I lived in Charlottesville for six years and frequented the Harris Teeter late at night. To my recollection, they only sell beer and wine so mistaking bottled water for booze is kind of hard to do. Harris Teeter is just off campus in a strip mall with a very large parking lot. At night, it’s pretty quiet. It’s not exactly the streets of LA or something. There was no reason, no reason on Earth, why — even if we assume busting 20-year-olds for drinking is a good idea — this couldn’t have been handled two agents in uniform walking up to her and asking for ID. In fact, I’ve seen ABC agents do it that way.

This is only the latest incident in the creeping use of more police force to enforce increasingly petty crimes. In fact, just a couple weeks ago, a dozen government officials — some of them armed police officers — raided the Family Wash bar in Nashville in what police claim was an inspection to be sure the business was complying with the state’s alcohol regulations. Owner Jamie Rubin told the Tennessean, “They may want to call it a ‘spot check.’ But you can talk to anybody that was in there – employees, patrons – it was a raid. That’s what it was.”

Balko lists a few more episodes. You really should read the whole thing.

Several thoughts emerge and I’ll coalesce them into what I would do were I a state legislator in Virginia.

First, I would cut ABC’s enforcement budget by two-thirds. Busting underage purchasers requires one agent, maybe two. If they had six for this, they clearly have three times as many agents as they need. Oh Hal!, you wail, it’s unfair of me to tar an agency based on one incident (even though this isn’t an isolated incident)? Well, that’s the same logic the bluenoses used when they justified raising the drinking age to 21 in the first place. And, as I have argued before, we clearly have a surplus of law in this country.

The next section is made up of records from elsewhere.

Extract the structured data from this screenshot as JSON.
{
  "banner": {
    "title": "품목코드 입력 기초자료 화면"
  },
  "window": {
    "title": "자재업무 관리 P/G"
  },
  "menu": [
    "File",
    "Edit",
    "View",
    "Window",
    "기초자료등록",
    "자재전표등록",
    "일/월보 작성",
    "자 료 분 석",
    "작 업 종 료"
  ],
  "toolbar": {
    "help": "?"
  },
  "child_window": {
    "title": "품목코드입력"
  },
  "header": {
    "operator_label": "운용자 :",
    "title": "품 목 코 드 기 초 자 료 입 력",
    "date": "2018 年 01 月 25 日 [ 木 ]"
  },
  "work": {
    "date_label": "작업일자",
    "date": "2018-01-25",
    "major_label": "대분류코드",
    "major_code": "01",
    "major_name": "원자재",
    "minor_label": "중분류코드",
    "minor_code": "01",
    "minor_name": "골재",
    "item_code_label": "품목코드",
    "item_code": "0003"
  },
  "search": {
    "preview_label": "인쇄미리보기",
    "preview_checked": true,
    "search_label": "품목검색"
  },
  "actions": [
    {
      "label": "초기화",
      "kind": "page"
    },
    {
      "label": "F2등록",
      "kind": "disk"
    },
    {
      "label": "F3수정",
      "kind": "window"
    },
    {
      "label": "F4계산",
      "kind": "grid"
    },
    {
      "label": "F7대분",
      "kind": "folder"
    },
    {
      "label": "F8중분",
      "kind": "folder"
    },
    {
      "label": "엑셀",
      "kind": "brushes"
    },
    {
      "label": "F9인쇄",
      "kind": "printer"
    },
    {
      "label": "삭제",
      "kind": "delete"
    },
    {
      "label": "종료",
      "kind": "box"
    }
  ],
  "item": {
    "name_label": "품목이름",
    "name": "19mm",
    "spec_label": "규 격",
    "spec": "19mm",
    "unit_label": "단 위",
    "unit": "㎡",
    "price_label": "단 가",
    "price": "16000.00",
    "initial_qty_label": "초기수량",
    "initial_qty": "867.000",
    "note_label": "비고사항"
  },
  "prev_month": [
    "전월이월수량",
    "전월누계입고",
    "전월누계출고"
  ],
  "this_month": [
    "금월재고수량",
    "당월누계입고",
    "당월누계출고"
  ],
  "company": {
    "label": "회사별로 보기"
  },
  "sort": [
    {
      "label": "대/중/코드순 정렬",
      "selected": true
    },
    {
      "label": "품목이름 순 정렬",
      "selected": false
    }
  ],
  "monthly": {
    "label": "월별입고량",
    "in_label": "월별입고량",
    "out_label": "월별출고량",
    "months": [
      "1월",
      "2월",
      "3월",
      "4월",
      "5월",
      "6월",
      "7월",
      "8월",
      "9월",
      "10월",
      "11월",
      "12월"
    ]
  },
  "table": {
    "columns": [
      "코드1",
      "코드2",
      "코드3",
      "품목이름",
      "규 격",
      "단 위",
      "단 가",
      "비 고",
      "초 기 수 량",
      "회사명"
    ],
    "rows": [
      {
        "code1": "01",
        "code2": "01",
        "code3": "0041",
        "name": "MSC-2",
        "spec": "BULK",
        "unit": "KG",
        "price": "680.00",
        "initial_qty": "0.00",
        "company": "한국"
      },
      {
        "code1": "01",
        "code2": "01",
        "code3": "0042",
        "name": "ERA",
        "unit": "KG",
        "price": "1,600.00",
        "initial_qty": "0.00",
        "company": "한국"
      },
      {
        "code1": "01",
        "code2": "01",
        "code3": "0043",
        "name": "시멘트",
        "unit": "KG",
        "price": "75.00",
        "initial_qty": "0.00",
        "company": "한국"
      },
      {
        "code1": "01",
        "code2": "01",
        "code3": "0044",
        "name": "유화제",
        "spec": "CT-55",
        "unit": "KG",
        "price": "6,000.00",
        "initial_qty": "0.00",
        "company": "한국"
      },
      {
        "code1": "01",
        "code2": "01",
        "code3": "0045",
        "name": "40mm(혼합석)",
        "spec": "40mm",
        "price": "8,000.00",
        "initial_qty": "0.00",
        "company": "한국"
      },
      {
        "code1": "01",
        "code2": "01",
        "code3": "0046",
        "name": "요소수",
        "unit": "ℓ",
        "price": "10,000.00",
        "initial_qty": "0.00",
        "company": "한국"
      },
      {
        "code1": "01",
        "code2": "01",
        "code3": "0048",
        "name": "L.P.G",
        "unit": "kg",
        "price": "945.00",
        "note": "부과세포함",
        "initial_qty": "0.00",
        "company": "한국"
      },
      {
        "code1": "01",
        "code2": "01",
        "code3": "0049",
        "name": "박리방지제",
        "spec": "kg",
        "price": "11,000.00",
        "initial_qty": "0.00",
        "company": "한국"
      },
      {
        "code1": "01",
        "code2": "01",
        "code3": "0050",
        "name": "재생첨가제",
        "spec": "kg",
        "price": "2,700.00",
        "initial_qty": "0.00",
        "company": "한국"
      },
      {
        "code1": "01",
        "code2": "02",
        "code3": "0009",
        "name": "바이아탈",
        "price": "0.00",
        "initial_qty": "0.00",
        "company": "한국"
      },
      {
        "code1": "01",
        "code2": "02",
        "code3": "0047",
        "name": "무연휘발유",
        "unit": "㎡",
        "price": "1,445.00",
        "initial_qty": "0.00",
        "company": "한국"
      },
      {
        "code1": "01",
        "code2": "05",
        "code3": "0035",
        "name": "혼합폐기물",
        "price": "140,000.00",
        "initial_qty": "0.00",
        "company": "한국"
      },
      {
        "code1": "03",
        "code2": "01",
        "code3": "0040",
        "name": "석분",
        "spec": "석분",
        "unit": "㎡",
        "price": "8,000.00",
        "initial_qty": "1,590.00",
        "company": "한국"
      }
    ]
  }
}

Second, I would move to lower the drinking age back to 18 or abolish it altogether. The federal government has been allowed to get away with its highway money blackmail for far too long. Abolish the drinking age and let them sue. Encourage other states to do the same. There has never been any evidence that the 21-year drinking age does anything other than create criminals. The federal government doesn’t have the stones to back down; maybe a rebellion by the states could do it.

None of that will happen, of course. As I’ll argue in tonight’s post, America has become a nation of sheep led by sheep. Cuts to ABC won’t happen because “OMG! Kids!” And the drinking age won’t be lowered because “OMG! Kids!!!” And I doubt the paramilitary tactics used will be reigned in because, “OMG! Criminals!”

So listen to that 911 call. Because eventually, we will all be experiencing it. Unless we wake the hell up.